Just as it sounds, push-on-detect involves a pusher mechanism mounted to the side of the conveyor. The pusher face is actuated (generally pneumatically) when the metal detector flags a product for
rejection. The “push” is timed with the product flow so that when the flagged product arrives at the pusher, it activates to remove the flagged product to a reject bin or a separate reject conveyor for disposal.
Air blast operates similarly to that of push-on-detect. Rather than a pusher, a flagged product is removed from the conveyor by a blast of air. This type of reject mechanism is ideal for light-weight products requiring a more finite reject.
A diverter arm swings out across the width of the conveyor belt to guide flagged product to a reject lane or bin for disposal. Bulk materials are best suited to divert-rejects as a section of product is removed every time the arm is actuated.
All three reject mechanisms work well to remove questionable product from a processing line. The nature of the application and the product being scanned will help determine which type of reject mechanism is best.
The area within the metal detector through which product travels is known as the aperture. Within the aperture, there needs to be room to accommodate both the conveyor and the product. Most metal detectors require a metal-free zone of approximately 1.5 times the aperture height. This constraint presents a challenge because everything on the conveyor system within this metal-free zone needs to be made from plastic.

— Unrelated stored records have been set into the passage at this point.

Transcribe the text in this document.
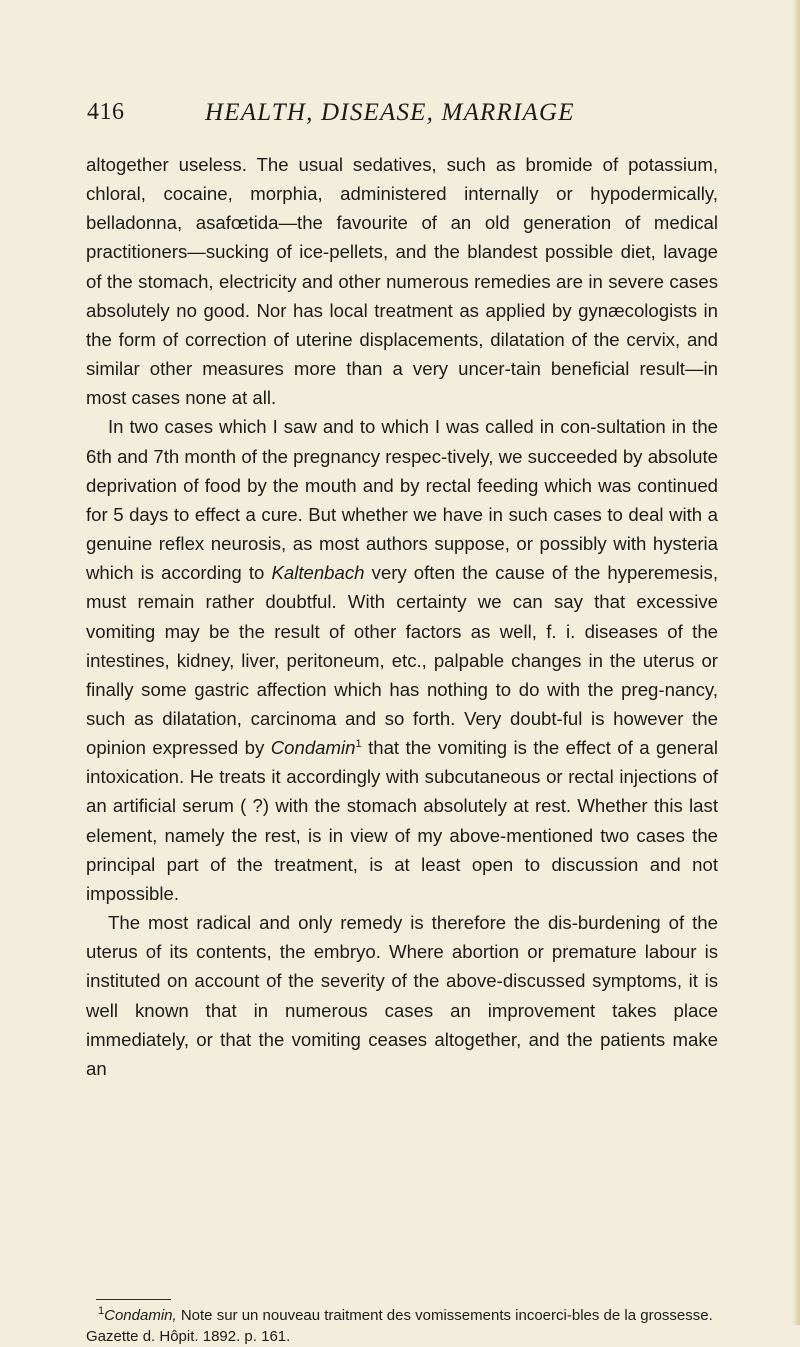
416	HEALTH, DISEASE, MARRIAGE

altogether useless. The usual sedatives, such as bromide of potassium, chloral, cocaine, morphia, administered internally or hypodermically, belladonna, asafœtida—the favourite of an old generation of medical practitioners—sucking of ice-pellets, and the blandest possible diet, lavage of the stomach, electricity and other numerous remedies are in severe cases absolutely no good. Nor has local treatment as applied by gynæcologists in the form of correction of uterine displacements, dilatation of the cervix, and similar other measures more than a very uncer-tain beneficial result—in most cases none at all.

In two cases which I saw and to which I was called in con-sultation in the 6th and 7th month of the pregnancy respec-tively, we succeeded by absolute deprivation of food by the mouth and by rectal feeding which was continued for 5 days to effect a cure. But whether we have in such cases to deal with a genuine reflex neurosis, as most authors suppose, or possibly with hysteria which is according to Kaltenbach very often the cause of the hyperemesis, must remain rather doubtful. With certainty we can say that excessive vomiting may be the result of other factors as well, f. i. diseases of the intestines, kidney, liver, peritoneum, etc., palpable changes in the uterus or finally some gastric affection which has nothing to do with the preg-nancy, such as dilatation, carcinoma and so forth. Very doubt-ful is however the opinion expressed by Condamin$^1$ that the vomiting is the effect of a general intoxication. He treats it accordingly with subcutaneous or rectal injections of an artificial serum ( ?) with the stomach absolutely at rest. Whether this last element, namely the rest, is in view of my above-mentioned two cases the principal part of the treatment, is at least open to discussion and not impossible.

The most radical and only remedy is therefore the dis-burdening of the uterus of its contents, the embryo. Where abortion or premature labour is instituted on account of the severity of the above-discussed symptoms, it is well known that in numerous cases an improvement takes place immediately, or that the vomiting ceases altogether, and the patients make an

$^1$Condamin, Note sur un nouveau traitment des vomissements incoerci-bles de la grossesse. Gazette d. Hôpit. 1892. p. 161.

The stainless steel conveyor frame also needs to be split to run plastic through the aperture and within the metal-free zone. That’s why it’s important to properly size a metal detection system to the application. Customers often need to retrofit an existing or pre-purchased metal detector with new conveyor equipment, but the aperture is considerably larger than the application requires. It will still do the job, but now the required metal-free zone is larger, which can limit some of the options available for the conveyor and reject system. I recommend considering all supporting equipment including the conveyors and reject method when selecting a metal detector for a processing line. Think of the metal detector and supporting conveyor line as one integrated component.

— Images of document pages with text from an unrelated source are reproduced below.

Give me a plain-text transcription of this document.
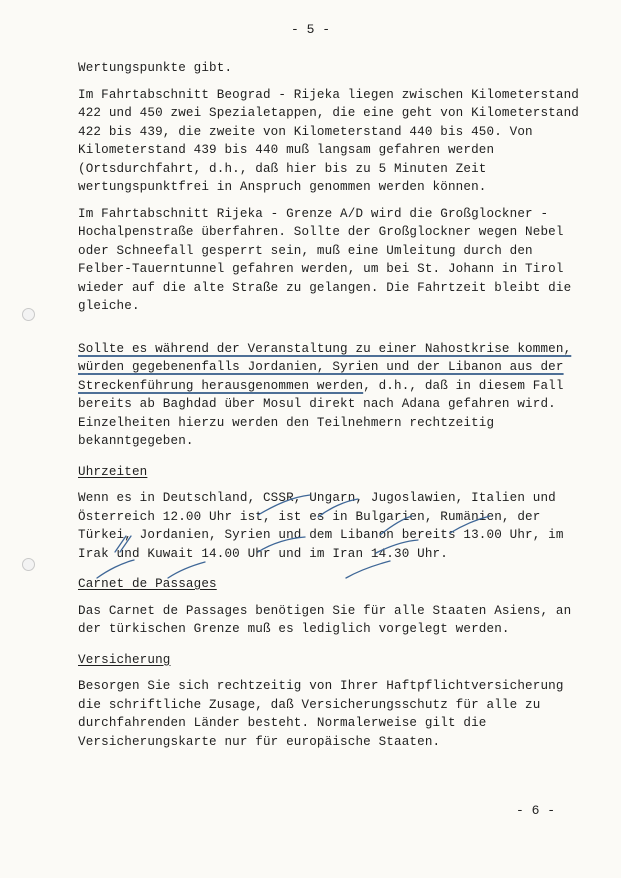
- 5 -

Wertungspunkte gibt.

Im Fahrtabschnitt Beograd - Rijeka liegen zwischen Kilometerstand 422 und 450 zwei Spezialetappen, die eine geht von Kilometerstand 422 bis 439, die zweite von Kilometerstand 440 bis 450. Von Kilometerstand 439 bis 440 muß langsam gefahren werden (Ortsdurchfahrt, d.h., daß hier bis zu 5 Minuten Zeit wertungspunktfrei in Anspruch genommen werden können.

Im Fahrtabschnitt Rijeka - Grenze A/D wird die Großglockner - Hochalpenstraße überfahren. Sollte der Großglockner wegen Nebel oder Schneefall gesperrt sein, muß eine Umleitung durch den Felber-Tauerntunnel gefahren werden, um bei St. Johann in Tirol wieder auf die alte Straße zu gelangen. Die Fahrtzeit bleibt die gleiche.

Sollte es während der Veranstaltung zu einer Nahostkrise kommen, würden gegebenenfalls Jordanien, Syrien und der Libanon aus der Streckenführung herausgenommen werden, d.h., daß in diesem Fall bereits ab Baghdad über Mosul direkt nach Adana gefahren wird. Einzelheiten hierzu werden den Teilnehmern rechtzeitig bekanntgegeben.

Uhrzeiten

Wenn es in Deutschland, CSSR, Ungarn, Jugoslawien, Italien und Österreich 12.00 Uhr ist, ist es in Bulgarien, Rumänien, der Türkei, Jordanien, Syrien und dem Libanon bereits 13.00 Uhr, im Irak und Kuwait 14.00 Uhr und im Iran 14.30 Uhr.

Carnet de Passages

Das Carnet de Passages benötigen Sie für alle Staaten Asiens, an der türkischen Grenze muß es lediglich vorgelegt werden.

Versicherung

Besorgen Sie sich rechtzeitig von Ihrer Haftpflichtversicherung die schriftliche Zusage, daß Versicherungsschutz für alle zu durchfahrenden Länder besteht. Normalerweise gilt die Versicherungskarte nur für europäische Staaten.

- 6 -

Selecting a metal detector with an aperture that may be too big for the product may also limit space where accessories can be mounted to the conveyor frame. Remember, a larger aperture casts a larger metal-free zone around the entire system. And if the metal detection system is located in a fairly confined space, available space on the frame to mount the reject mechanisms may be limited. From an engineering standpoint it’s always a challenge to make the system as sanitary and compact as possible while still achieving what the customer needs.
Ultimately, any design we make needs to be safe, and often, safety and sanitation don’t go hand in hand. Ideally we want as little human intervention in the reject mechanisms as possible, so we’ll add various guards to eliminate access to dangerous areas. However, with every component that is added to the conveyor, you can decrease its overall level of sanitation. It’s a balancing act. Our job is to design a metal detection conveyor system that’s very sleek, smooth and uninterrupted, but at the same time provides the highest level of safety.
No two metal detection conveyor systems are identical. However, when specified properly, they can serve an integral role toward adding value and efficiency to any production line.